Liaw, Andy wrote:
From: Uwe Ligges
WeiWei Shi wrote:
Hi, Andy:
Thanks. It works after I removed the variable. I think I
got a similar
problem when I used randomForest. And I am not sure if they were due to the same reason.
Practically and Unfortunately, that variable is very
important to the
accuracy. I am wondering if there is another way besides collapsing
it. BTW, I remember you mentioned some alternative implementation to
randomForest (the author provided) to avoid the upper limit
(32, if I
am correct) for the level of factor which can be used in the R version's randomForest.
Thanks for further assistance!
So you *really* want it to be factor?! Thought it was a mistake not to have it numerical....
Amazing! Maybe computers are sometimes even too fast these days.
Uwe
[Uwe: Not sure if you meant to keep this off-list. If so, my most sincere apologies.]
Andy, *you* do not need to apologize (yes, I meant to keep it off list, but WeiWei Shi posted it anyway).
Er... not really. Currently (classification) randomForest encode splits on categorical variables by binary expansion of levels that go to the left. Such split is stored in (4-byte) integers, thus the 32-level restriction. In newer version of Breiman & Cutler's Fortran code, that restriction is removed by storing the entire indicator matrix (# of nodes by max. number of levels, then by number of trees in the forest). For the stand-alone Fortran, each tree is written to file as soon as it's grown, so it doesn't need to store the entire forest in memory. The R version has no such luxury (if you can call it that).

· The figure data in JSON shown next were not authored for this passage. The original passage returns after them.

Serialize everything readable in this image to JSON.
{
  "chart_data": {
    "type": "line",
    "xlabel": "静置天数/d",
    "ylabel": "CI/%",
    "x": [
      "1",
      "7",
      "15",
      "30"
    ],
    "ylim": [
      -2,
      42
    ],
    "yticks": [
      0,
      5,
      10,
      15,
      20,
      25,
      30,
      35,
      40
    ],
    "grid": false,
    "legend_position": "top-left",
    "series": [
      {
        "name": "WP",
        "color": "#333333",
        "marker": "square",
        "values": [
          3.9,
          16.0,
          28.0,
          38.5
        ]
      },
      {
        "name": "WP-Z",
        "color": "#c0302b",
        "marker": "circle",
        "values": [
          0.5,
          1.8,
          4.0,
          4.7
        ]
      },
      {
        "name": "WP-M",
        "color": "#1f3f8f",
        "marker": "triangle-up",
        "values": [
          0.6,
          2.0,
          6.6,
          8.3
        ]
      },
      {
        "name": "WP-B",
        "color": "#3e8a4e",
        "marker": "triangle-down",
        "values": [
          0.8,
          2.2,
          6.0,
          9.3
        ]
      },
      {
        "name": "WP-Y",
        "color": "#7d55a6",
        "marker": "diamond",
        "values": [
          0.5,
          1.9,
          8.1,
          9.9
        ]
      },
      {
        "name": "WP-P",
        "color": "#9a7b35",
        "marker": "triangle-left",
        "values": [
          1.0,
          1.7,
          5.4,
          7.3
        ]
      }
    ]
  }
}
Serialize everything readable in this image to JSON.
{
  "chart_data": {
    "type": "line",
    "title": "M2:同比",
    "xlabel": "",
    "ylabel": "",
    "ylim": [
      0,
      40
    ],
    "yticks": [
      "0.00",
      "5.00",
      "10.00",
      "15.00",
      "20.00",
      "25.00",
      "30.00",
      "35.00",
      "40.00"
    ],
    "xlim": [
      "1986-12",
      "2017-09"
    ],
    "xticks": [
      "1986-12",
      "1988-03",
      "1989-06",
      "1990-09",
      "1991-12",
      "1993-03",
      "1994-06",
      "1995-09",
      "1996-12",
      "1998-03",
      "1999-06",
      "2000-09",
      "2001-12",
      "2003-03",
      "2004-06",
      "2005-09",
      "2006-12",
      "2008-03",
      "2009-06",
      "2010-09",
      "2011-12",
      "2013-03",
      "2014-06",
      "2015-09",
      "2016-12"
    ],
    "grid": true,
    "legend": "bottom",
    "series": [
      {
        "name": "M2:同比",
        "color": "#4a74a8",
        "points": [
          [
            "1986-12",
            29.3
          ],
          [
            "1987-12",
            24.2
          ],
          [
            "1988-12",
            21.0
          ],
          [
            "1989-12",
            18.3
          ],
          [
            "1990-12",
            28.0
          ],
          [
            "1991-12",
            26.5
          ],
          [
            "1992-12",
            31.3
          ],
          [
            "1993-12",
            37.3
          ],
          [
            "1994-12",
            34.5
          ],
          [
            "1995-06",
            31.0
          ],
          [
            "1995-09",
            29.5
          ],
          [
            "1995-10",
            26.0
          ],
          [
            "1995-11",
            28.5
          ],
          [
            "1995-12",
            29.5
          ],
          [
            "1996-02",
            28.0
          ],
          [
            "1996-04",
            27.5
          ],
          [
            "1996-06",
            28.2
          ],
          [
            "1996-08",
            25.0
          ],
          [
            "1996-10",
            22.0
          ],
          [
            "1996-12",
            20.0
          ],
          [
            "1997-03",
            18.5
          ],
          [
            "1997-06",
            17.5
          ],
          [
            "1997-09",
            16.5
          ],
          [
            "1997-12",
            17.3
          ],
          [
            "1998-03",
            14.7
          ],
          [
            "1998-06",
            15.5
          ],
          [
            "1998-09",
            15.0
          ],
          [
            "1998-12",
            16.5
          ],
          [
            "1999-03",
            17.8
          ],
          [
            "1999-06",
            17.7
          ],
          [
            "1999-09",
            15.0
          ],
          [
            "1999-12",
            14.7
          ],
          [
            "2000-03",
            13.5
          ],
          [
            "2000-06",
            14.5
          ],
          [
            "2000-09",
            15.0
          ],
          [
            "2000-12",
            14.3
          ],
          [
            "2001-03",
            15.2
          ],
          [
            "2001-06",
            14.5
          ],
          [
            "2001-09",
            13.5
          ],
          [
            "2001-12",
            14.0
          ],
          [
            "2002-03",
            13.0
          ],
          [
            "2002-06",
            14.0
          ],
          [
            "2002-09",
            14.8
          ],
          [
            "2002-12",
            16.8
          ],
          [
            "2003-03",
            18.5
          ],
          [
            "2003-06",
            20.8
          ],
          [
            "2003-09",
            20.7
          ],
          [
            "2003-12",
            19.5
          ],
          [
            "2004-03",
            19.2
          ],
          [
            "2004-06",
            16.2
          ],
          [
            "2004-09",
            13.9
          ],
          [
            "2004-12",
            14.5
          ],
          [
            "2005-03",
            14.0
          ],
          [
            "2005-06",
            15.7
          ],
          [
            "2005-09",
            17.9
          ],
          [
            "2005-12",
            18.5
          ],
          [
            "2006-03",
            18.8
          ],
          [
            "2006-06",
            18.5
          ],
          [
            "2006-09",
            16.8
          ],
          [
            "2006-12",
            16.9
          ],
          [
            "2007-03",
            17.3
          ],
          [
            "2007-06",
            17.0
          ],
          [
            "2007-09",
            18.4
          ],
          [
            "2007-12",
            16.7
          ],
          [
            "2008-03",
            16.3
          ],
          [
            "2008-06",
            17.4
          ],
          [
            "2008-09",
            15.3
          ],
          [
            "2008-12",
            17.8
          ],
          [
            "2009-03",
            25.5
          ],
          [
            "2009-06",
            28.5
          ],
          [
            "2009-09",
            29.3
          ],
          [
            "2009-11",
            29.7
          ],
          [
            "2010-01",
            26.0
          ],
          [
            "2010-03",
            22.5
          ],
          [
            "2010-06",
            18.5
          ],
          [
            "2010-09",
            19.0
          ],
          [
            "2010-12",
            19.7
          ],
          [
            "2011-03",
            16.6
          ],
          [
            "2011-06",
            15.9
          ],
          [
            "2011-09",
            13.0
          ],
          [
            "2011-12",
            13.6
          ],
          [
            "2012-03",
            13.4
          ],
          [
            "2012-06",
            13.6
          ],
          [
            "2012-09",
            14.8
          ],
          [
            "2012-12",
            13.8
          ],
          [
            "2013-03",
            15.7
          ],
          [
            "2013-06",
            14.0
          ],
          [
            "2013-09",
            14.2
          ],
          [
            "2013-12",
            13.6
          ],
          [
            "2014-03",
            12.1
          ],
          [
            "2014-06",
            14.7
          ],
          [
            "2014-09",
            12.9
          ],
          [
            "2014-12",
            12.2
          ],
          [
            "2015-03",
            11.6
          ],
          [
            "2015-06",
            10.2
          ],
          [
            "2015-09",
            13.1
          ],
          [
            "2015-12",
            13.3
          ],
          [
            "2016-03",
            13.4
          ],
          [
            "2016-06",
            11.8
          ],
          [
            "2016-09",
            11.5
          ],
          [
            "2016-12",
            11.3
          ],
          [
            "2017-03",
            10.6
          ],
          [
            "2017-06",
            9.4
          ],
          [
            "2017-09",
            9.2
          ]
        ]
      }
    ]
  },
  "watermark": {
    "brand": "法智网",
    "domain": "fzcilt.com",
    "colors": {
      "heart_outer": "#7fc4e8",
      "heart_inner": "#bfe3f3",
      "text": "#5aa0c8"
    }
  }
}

The way the new RF Fortran code deals with categorical variables with more than 10 categories is by randomly sampling some number (say 512) of random splits and pick the best among them. That's probably a good strategy for random forests, but may not be what one would do to grow a single tree.
When growing a single tree with data containing categorical variables with large number of categories, one should also be mindful of the problem that, because of the greedy nature of the algorithm, it will tend to split on variables with larger numbers of possible splits, even if those variables are less `informative'.
Andy
Certainly you are right - I don't know all those details about RandomForests, but the point I tried to make is different:
Be aware not to be called a professional overfitter: Variable name "V141" and at least in one of those variables a factor with 88 levels...!!!